La evocación de Abadi, un trazo íntimo de un momento de su adolescencia, aflora con su espectáculo Había una vez… Edipo Rey, monólogo que presenta todos los jueves de noviembre, a las 21, en el CPM Multiescena, el ex cine Los Angeles (Corrientes 1764).
¿En qué momento descubriste que podés compatibilizar el psicoanálisis y la tragedia griega?
Desde siempre tuve una fuerte vocación por el teatro y el cine, junto con mi vocación psiquiátrica y psicoanalítica. A los 27, como ese imperativo insistía, decidí estudiar actuación. Estudié con Lito Cruz, Beatriz Mattar, Augusto Fernandes, Rubens Correa, Luis Rossini, Norman Briski. Era una gran pasión, como lo era visitar en los veranos a un tío productor de cine, en Londres, para recorrer los estudios con las grandes filmaciones y las estrellas de la época. Me generaba un gran entusiasmo, al igual que el psicoanálisis. Y naturalmente, se entrecruzaban las tragedias griegas. No solamente porque allí había puesto su mirada descubridora nada menos que Sigmund Freud, sino porque se entrecruzaban temas violentos e insistentemente conflictivos como un juego literario y teatral maravilloso.
¿Por qué Edipo, que para la mayoría de los mortales remite al incesto?
Porque allí está la lucha por el poder, los celos, la ambición, la codicia. Es una obra que trata sobre el incesto, pero también sobre el parricidio, la lucha entre padre e hijo sin saberlo -donde uno mata al otro-, un bebé enviado a ser exterminado por un criado, el amor de dos padres que lo adoptan y lo convierten en príncipe de un reino que no es. Se puede suponer que son textos infernales, ilegibles ¿Sabés cuántas páginas son? ¡Sesenta! ¡Te lo leés como un thriller policial!
¿Cómo se resignifica esa tragedia en el Edipo que presentás?
No hace falta saber ni una palabra de la obra, ni haber leído nada. Esto lo cuento de entrada, a partir de cómo nace el teatro y cómo eran las fiestas dionisíacas. La teatralización de algunas pequeñas escenas y el humor hacen que esté lejísimos de lo denso y lo culturoso. No puedo definir si es teatro, pero sé que se convirtió en una conferencia narrativa teatralizada en tono de comedia, que además te recibe con una copa de vino.
¿Hay un guión o la «conferencia narrativa teatralizada» te lleva por otros caminos?

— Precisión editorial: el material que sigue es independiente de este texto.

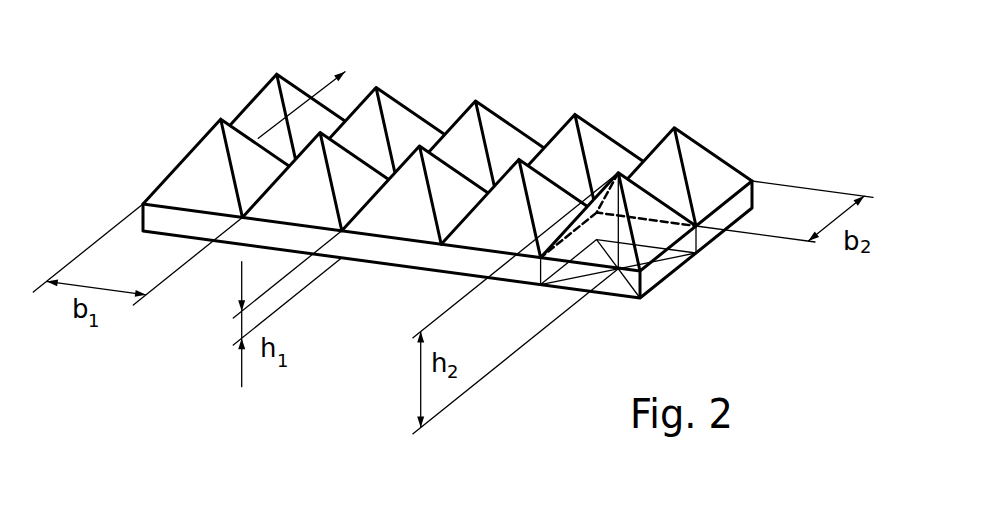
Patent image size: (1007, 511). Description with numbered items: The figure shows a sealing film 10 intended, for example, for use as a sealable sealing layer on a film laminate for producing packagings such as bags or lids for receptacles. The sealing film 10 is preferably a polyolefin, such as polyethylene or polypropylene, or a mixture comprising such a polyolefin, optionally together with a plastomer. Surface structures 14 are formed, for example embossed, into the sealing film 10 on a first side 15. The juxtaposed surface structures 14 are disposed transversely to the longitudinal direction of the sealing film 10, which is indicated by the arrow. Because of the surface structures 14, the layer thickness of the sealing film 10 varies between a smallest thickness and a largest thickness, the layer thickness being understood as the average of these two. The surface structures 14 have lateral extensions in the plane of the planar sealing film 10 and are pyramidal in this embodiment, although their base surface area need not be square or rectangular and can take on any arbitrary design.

The sealing film 10 is at (429, 222).
The surface structures 14 is at (585, 95).
The first side 15 is at (185, 209).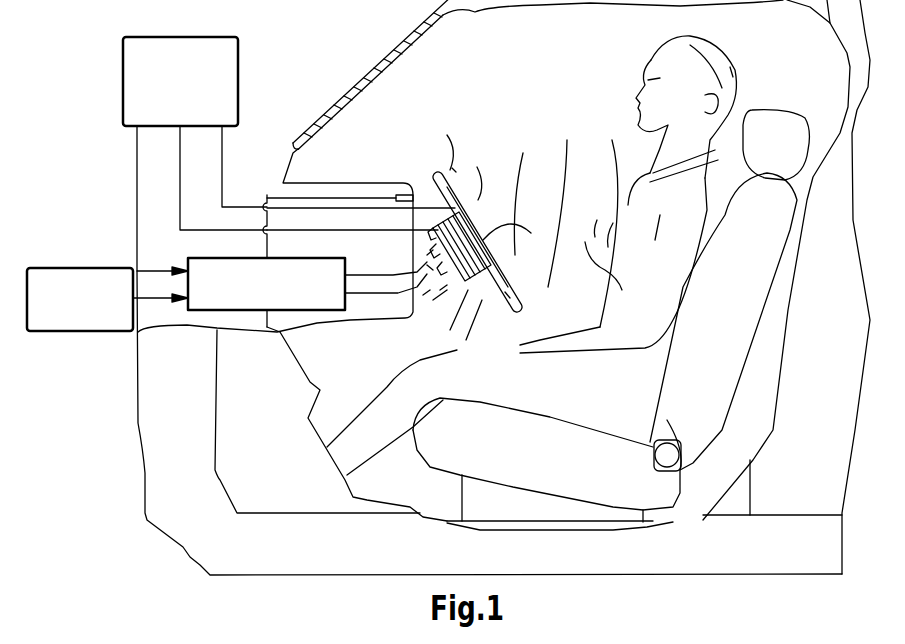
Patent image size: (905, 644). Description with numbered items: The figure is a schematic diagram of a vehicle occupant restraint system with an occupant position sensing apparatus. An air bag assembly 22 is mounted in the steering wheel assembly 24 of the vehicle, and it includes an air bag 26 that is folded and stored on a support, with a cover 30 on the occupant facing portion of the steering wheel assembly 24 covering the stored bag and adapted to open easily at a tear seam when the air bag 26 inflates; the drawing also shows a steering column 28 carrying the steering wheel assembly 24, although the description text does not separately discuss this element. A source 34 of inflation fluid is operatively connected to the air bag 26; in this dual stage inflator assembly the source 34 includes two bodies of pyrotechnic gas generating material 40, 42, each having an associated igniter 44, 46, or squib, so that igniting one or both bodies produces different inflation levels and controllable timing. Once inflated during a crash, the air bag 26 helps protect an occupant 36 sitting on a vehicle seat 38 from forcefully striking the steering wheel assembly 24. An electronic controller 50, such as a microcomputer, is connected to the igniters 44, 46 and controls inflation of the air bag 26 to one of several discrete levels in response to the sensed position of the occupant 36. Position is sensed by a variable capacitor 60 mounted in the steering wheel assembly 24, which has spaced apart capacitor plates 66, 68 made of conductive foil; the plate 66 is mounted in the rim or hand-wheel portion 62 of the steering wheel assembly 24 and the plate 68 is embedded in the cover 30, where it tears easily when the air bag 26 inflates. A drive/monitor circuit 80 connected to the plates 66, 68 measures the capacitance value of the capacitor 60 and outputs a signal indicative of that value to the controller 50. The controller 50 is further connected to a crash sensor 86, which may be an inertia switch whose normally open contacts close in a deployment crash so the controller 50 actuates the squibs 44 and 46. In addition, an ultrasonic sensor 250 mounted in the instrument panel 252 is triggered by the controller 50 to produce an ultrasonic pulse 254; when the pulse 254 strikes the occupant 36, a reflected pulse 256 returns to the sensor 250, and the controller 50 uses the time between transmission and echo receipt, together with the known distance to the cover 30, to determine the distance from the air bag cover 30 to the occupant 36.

The air bag assembly 22 is at (462, 322).
The steering wheel assembly 24 is at (475, 185).
The air bag 26 is at (475, 292).
The steering column 28 is at (473, 330).
The cover 30 is at (490, 243).
The source of inflation fluid 34 is at (447, 300).
The occupant 36 is at (625, 400).
The vehicle seat 38 is at (513, 457).
The body of pyrotechnic gas generating material 40 is at (427, 255).
The body of pyrotechnic gas generating material 42 is at (436, 305).
The igniter 44 is at (427, 265).
The igniter 46 is at (425, 294).
The electronic controller 50 is at (280, 332).
The variable capacitor 60 is at (502, 192).
The rim or hand-wheel portion 62 is at (507, 290).
The capacitor plate 66 is at (452, 166).
The capacitor plate 68 is at (521, 238).
The drive/monitor circuit 80 is at (142, 30).
The crash sensor 86 is at (81, 266).
The ultrasonic sensor 250 is at (412, 192).
The instrument panel 252 is at (384, 182).
The ultrasonic pulse 254 is at (523, 158).
The reflected pulse 256 is at (621, 277).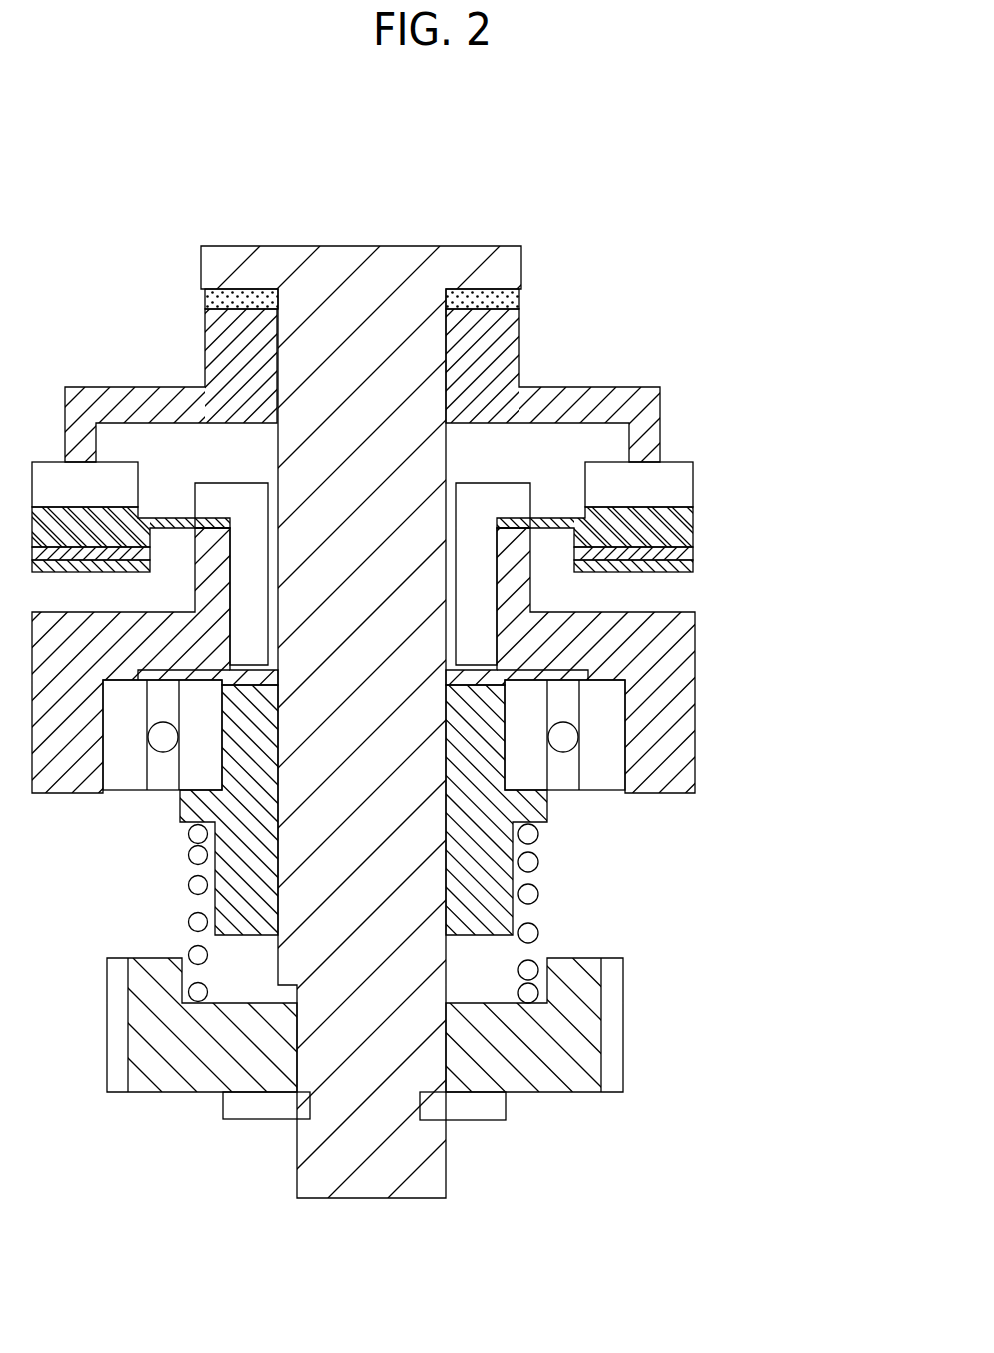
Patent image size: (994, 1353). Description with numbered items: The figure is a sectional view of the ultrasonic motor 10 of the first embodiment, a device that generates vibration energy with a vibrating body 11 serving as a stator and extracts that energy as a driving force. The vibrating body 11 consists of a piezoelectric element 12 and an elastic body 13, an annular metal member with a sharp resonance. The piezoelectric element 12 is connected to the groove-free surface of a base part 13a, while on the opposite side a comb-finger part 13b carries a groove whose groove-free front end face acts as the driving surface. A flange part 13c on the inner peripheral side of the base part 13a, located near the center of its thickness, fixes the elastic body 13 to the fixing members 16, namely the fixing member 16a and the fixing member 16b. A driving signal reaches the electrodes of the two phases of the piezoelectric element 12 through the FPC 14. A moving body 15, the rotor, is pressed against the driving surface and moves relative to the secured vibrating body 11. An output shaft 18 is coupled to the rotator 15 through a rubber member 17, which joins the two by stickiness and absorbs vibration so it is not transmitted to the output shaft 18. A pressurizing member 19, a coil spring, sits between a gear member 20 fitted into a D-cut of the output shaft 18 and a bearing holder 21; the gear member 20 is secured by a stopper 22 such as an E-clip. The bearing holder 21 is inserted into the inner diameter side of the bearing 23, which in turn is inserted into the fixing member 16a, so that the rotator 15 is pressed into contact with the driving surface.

The ultrasonic motor 10 is at (622, 148).
The vibrating body 11 is at (840, 458).
The piezoelectric element 12 is at (687, 553).
The elastic body 13 is at (788, 420).
The base part 13a is at (675, 527).
The comb-finger part 13b is at (675, 492).
The flange part 13c is at (547, 518).
The FPC 14 is at (687, 567).
The moving body 15 is at (595, 402).
The fixing members 16 is at (788, 640).
The fixing member 16a is at (648, 697).
The fixing member 16b is at (480, 645).
The rubber member 17 is at (513, 298).
The output shaft 18 is at (405, 252).
The pressurizing member 19 is at (527, 863).
The gear member 20 is at (572, 1030).
The bearing holder 21 is at (527, 808).
The stopper 22 is at (487, 1103).
The bearing 23 is at (610, 756).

El relato como charla, como narrativa, como conferencia es en parte actuada, aunque el público no necesariamente lo tiene que saber. Esa persona que está hablando por un lado es una persona que ama el teatro y cuenta esta obra que lo conmueve. Por otro, es el psicoanalista que le interesa la trama oculta inconciente de la obra. Por otro lado hay un muchacho joven, un pibe de barrio a quien le acaban de contar cómo es esto y no lo puede creer. ¿Mató al padre? ¿Cómo que se casó con la madre? Hay una mezcla de géneros y resulta difícil decir dónde empieza una cosa o la otra. Además, después de la obra hay un debate con el público desde lo psicoanalítico, desde lo teatral y desde lo político.
Los oráculos son una parte fundamental de la cultura griega como herramienta de percepción del futuro. A la hora del debate, ¿vas a encarnar ese rol?
No, los analistas no somos oráculos. Y está mal que -narcicismo mediante- se lo crean. Tal vez nos parezcamos a los sacerdotes, esos que al lado de la pitonisa que supuestamente escuchaba la voz del oráculo y la declamaba, traduce algo de ese lenguaje oculto. Pero no inventamos ese lenguaje: lo interpretamos. El oráculo entraba al templo de Delfos y la pitonisa, vestida en una tela de víbora, se jadeaba, bailaba, decía palabras que no se entendían un pomo, y había un hombre -cultura patriarcal- el sacerdote, que traducía. Más que traductores, nosotros somos intérpretes del discurso del inconciente que proclama la pitonisa. En el teatro digo como broma que el oráculo tiene su descendencia en la Argentina en los encuestadores.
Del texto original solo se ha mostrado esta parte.